Big boy had his first seizure in slightly over a year last night, and he puked all over his favorite Winnie the Pooh blanket ("Pooh blankey") today. He's a very sick little boy. Grammas Sandy and Marcia have thankfully been here to help us through this time. Our house is on lockdown so Baby Abby doesn't get anything, since she can't take anything if she does get sick.
Bradley is such a big boy now that it's totally different watching him have a seizure than it was when he was a baby or even just two years old. The horrific gray color still comes. He still blows bubbles and the saliva drips down the side of his mouth. He still sounds as if he is struggling to breathe. He still clenches his hands tight.
But now he looks up in the tonic stage of the seizure (when he just stares up into space) with much bigger eyes that we know understand so much more in lucid moments. Because he has so much more to him, so much more of him leaves when he seizes. During the tonic stage and after the clonic stage (when he actually seizes), I (Dad) kept asking him questions, often waking him up to take his fever reducing medicine and ask him if he was okay. He couldn't or wouldn't answer. His sleep is filled with minor aftershocks to his system, his fists clenching and his body taking unnaturally deep breaths. I got no good sleep at all.
Bradley loves to answer questions, as part of his ever more complicated personality. Like, for instance, when he recently got a White Sox shirt from his grandparents. I said, "Oh, my goodness, what is that?" He said, with a big grin, "I have no idea." He laughed that inhaled laugh when he knows he's said something hilarious.
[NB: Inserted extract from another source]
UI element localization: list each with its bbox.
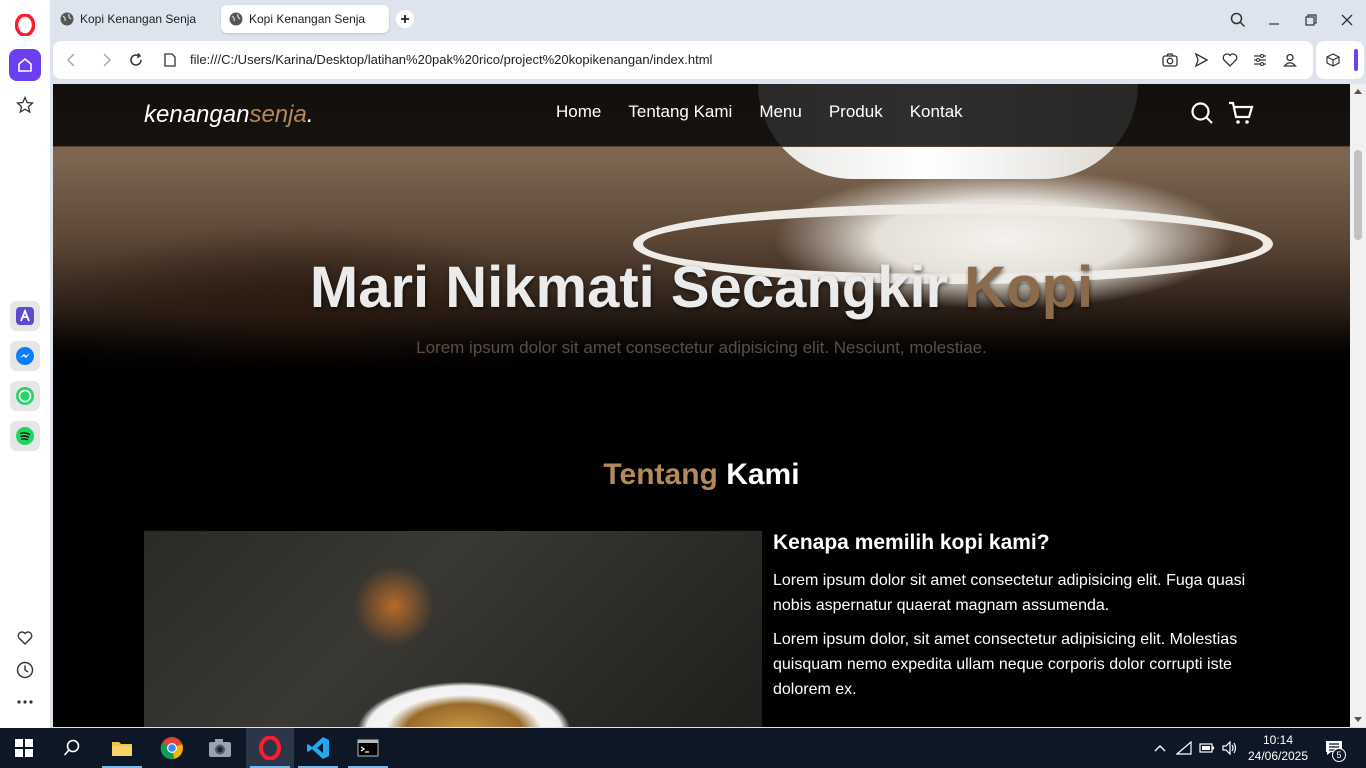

Then, he wanted to tell everyone about how he said, "I have no idea." So, he asked everyone, "What is that?" hoping someone would ask him the question again so he could give his funny answer.
When Bradley stops answering questions, we have to have faith that he will soon answer questions in his own inimitable, silly way again. It was a relief when we got the first "yeeeah" in response to "Are you doing okay?" From there he became his old self during the day again, only to succumb later to vomiting, more fever and lethargy.
I asked him this morning and during the day what he remembers happening during his seizure. He said: "There were Cheerios balloons with a stick on it that flew away above the house. Then I went 'wah, wah, wah' and took a nap." Pretty accurate, actually, on the parts other than the Cheerios (only he will ever know if that is accurate).
The doctor I took him to today also asked him what happened. He told the same story and said that he also "went in the water, and went swimming and did all the strokes - backstroke, frontstroke, floatstroke, walkstroke..." The doctor looked at me (Daddy) for an explanation. I told him what I thought he was talking about -- that he saw circles of light from a rush of blood to his head and thought they were Cheerios.
I had an out of body experience when I was a young boy, too. I fainted from dehydration on a soccer field during soccer practice in the fourth grade. Before I passed out, I yelled to my teammate (and current Facebook acquaintance) Chris Hicks to help me. I told him I had "lobsters in my shoes." It was likely the blood rushing to my feet. When I came to, I remember seeing myself from above the earth, swooping down towards my body. I saw myself near an ambulance on the field, with my shoes off and paramedics and others all around me. It was exactly how things were when I returned.
Cheerios and lobsters lead to swimming pools in the sky. We pray and hope everyone comes home safely.